Back in 2008, analysing every word we’d ever said to a person who stopped replying to our texts would have involved the meticulous transcription of SMSs, which, costing 10p for 160 characters, were much more succinct. Now, it’s easy to snap multiple screencaps of WhatsApp chats dating back months. That’s not to say there weren’t data leaks back in the day (Pete Wentz’s extremely low-res Sidekick dick pic, anyone?), but they were malicious hacks rather than the kinds of casual, daily exposures our screenshot-sharing represents.

It wasn’t always like this – it’s hard to pinpoint exactly when, but somewhere, something changed – as we grew increasingly comfortable with sharing literally everything from our mood swings to our geotags online, the screenshot went from creepy and borderline unethical to common practice. When Snapchat launched in 2011, its ephemeral nature was designed to evade (screen) capture, with users required to touch and hold to view a Story, and notifying people if you screen-grabbed. Although naturally, apps popped up designed to circumvent this, it’s indicative of a culture that was slightly different from out cap-happy world in 2018. Last year, some people threatened to quit iPhones if a rumoured iMessage screenshot notification was added, while a few months ago, Instagram’s announcement to roll out Story screenshot notifications sparked what was described as “mass panic”. (The app decided to shelve the feature).

Then there’s the shadier side of screenshotting. Collecting evidence of perceived slights or missteps has become culturally encouraged – after all, you can delete the post (and now, even unsend the WhatsApp), but a screenshot is eternal. “Show me the receipts” was actually a 2002 Whitney Houston misquote, but by summer 2016 (circa Kim-Kardashian-Taylor-Swift-gate), it was being described as “the most ubiquitous comeback we have at our disposal”. It’s appropriate that this kind of digital hoarding is accepted in 2018, when we consider ourselves private investigators tasked with cancelling people’s careers over the problematic things they tweeted drunk at a house party age 14.

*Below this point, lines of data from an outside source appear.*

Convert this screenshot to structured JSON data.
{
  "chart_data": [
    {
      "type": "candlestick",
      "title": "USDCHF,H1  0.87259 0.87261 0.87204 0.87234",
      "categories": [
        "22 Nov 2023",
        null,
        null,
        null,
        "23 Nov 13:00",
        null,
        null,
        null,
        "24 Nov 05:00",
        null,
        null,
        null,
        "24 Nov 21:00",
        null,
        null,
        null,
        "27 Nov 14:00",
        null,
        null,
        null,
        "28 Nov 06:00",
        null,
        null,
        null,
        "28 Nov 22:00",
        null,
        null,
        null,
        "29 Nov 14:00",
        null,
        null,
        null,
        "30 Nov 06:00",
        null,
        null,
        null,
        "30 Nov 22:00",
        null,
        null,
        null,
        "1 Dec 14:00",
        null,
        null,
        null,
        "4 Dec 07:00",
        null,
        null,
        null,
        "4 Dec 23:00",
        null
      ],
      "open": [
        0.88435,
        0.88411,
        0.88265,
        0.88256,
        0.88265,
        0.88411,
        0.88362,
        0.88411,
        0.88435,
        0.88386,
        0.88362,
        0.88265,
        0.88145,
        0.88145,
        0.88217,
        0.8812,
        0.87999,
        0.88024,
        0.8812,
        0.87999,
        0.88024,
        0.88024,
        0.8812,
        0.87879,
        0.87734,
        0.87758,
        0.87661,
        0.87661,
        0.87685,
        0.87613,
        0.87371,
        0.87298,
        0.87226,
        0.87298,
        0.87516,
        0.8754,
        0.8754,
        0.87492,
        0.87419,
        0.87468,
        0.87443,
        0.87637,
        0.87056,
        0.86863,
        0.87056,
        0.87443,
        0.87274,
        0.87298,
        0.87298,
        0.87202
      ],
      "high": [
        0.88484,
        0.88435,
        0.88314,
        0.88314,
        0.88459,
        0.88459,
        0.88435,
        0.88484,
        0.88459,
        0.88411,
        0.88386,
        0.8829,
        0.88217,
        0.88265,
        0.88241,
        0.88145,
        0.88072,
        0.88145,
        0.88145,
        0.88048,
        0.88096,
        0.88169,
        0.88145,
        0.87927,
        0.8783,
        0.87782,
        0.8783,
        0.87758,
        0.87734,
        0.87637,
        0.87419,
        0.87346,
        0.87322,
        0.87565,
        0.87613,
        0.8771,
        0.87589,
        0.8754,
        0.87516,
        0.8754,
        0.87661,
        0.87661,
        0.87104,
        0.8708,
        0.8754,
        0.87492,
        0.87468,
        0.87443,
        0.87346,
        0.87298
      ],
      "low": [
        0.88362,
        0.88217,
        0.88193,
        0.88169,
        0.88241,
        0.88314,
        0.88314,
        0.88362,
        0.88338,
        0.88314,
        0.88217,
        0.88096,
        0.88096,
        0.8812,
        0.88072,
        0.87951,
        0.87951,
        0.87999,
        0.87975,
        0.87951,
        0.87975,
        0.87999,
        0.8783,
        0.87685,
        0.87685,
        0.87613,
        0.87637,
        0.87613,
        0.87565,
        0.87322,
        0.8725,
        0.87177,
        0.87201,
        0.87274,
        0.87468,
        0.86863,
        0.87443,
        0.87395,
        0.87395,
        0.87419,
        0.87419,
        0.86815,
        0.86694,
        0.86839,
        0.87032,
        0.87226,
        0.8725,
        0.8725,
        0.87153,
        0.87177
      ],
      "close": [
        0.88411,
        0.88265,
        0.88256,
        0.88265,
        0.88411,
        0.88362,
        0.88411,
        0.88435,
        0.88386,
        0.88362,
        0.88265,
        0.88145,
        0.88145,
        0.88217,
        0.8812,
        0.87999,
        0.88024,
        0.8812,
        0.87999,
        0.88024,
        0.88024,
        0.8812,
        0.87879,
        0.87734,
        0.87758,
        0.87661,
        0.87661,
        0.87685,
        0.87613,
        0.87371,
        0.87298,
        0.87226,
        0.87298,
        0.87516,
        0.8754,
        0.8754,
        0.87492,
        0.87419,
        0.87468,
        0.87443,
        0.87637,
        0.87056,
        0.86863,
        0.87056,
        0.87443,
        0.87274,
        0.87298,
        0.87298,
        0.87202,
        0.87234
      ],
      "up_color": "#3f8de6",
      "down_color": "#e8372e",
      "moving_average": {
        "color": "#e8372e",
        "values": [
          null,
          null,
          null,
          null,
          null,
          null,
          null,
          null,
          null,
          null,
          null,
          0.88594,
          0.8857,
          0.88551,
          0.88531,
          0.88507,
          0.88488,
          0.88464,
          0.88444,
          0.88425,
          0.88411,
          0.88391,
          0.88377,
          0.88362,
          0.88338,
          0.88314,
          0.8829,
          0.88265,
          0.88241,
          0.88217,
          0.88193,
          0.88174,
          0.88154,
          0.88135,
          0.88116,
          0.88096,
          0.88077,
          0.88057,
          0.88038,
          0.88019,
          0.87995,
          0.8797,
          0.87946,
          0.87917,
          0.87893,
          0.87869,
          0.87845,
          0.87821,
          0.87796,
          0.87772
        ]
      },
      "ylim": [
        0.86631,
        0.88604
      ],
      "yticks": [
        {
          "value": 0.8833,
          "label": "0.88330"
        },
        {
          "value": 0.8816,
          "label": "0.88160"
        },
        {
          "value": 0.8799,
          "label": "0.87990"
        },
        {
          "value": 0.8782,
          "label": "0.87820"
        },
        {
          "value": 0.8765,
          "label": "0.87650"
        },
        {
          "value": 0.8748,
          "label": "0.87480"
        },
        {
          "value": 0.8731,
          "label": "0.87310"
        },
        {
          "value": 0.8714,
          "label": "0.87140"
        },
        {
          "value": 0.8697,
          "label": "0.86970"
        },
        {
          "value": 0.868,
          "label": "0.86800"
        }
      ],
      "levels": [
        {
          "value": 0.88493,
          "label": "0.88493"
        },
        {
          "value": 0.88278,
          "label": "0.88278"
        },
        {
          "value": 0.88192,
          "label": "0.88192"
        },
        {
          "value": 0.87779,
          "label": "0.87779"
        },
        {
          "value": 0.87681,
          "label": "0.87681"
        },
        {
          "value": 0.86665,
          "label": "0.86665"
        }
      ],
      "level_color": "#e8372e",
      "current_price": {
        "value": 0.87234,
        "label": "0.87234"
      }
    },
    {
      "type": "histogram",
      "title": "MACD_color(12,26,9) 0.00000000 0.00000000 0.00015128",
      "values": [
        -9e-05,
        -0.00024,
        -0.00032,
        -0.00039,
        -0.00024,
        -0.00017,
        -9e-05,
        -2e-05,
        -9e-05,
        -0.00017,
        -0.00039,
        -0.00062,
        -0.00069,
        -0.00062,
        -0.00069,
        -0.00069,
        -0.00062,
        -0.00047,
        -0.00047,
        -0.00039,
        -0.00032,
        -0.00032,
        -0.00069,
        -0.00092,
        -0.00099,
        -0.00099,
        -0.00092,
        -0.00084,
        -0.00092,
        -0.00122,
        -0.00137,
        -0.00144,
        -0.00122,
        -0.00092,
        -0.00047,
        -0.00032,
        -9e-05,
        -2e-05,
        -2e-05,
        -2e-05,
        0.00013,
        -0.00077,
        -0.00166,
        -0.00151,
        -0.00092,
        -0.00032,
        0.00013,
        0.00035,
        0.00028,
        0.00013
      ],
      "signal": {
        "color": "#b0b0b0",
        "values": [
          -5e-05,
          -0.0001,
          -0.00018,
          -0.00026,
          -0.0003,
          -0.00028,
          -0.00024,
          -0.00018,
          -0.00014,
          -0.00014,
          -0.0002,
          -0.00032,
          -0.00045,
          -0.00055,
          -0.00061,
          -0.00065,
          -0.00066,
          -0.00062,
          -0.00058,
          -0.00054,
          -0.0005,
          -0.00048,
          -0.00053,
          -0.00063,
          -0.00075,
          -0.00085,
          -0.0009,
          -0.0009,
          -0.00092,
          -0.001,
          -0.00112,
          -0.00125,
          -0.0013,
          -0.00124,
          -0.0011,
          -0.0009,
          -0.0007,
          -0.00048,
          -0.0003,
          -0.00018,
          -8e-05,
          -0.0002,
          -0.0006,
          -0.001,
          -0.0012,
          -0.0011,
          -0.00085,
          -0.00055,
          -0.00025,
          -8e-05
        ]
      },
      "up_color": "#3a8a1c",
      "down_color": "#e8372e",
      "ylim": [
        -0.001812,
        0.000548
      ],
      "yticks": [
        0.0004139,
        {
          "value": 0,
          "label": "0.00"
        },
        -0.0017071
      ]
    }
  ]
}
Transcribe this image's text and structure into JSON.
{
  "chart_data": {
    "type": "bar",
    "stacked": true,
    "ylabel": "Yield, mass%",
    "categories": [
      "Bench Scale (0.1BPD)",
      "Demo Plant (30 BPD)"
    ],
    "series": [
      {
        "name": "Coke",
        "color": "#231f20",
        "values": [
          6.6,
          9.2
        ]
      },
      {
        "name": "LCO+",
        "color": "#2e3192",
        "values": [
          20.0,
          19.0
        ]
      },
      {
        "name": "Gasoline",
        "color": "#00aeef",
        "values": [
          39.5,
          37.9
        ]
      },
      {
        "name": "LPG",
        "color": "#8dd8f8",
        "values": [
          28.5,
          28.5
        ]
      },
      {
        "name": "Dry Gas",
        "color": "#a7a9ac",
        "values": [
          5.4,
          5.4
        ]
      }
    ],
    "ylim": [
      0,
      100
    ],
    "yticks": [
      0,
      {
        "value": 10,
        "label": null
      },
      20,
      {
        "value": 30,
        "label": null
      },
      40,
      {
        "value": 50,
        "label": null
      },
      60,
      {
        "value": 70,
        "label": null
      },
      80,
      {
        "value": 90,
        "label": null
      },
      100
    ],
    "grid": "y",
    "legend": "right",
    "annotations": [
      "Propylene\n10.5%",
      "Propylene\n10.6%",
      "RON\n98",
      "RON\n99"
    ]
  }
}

So where’s the line? It’s not all bad – saving those shoes you want for later is obviously fine, while screenshotting as a means of exposing bad behaviour cropped up in a few #MeToo cases, providing evidence to back up claims which otherwise may have been sidelined. The question remains: what is good screenshot etiquette? Should we ask consent before we send intimate details of a conversation to friends? Is ‘grabbing someone’s Tinder profile permissible because they’ll never find out, or does it just make us arseholes? Do we really need to save proof of something to use it as ammo later, or should we just put pettiness aside and learn to let things go?

We’re all still grappling with the answers to these questions, but this feels like a good line in the sand: if we’d feel embarrassed to justify the screenshot to the person it relates to, we shouldn’t take the screenshot. If we wouldn’t want someone to save our sexts, we shouldn’t save theirs. And if it was only meant for us, it’s not ours to send.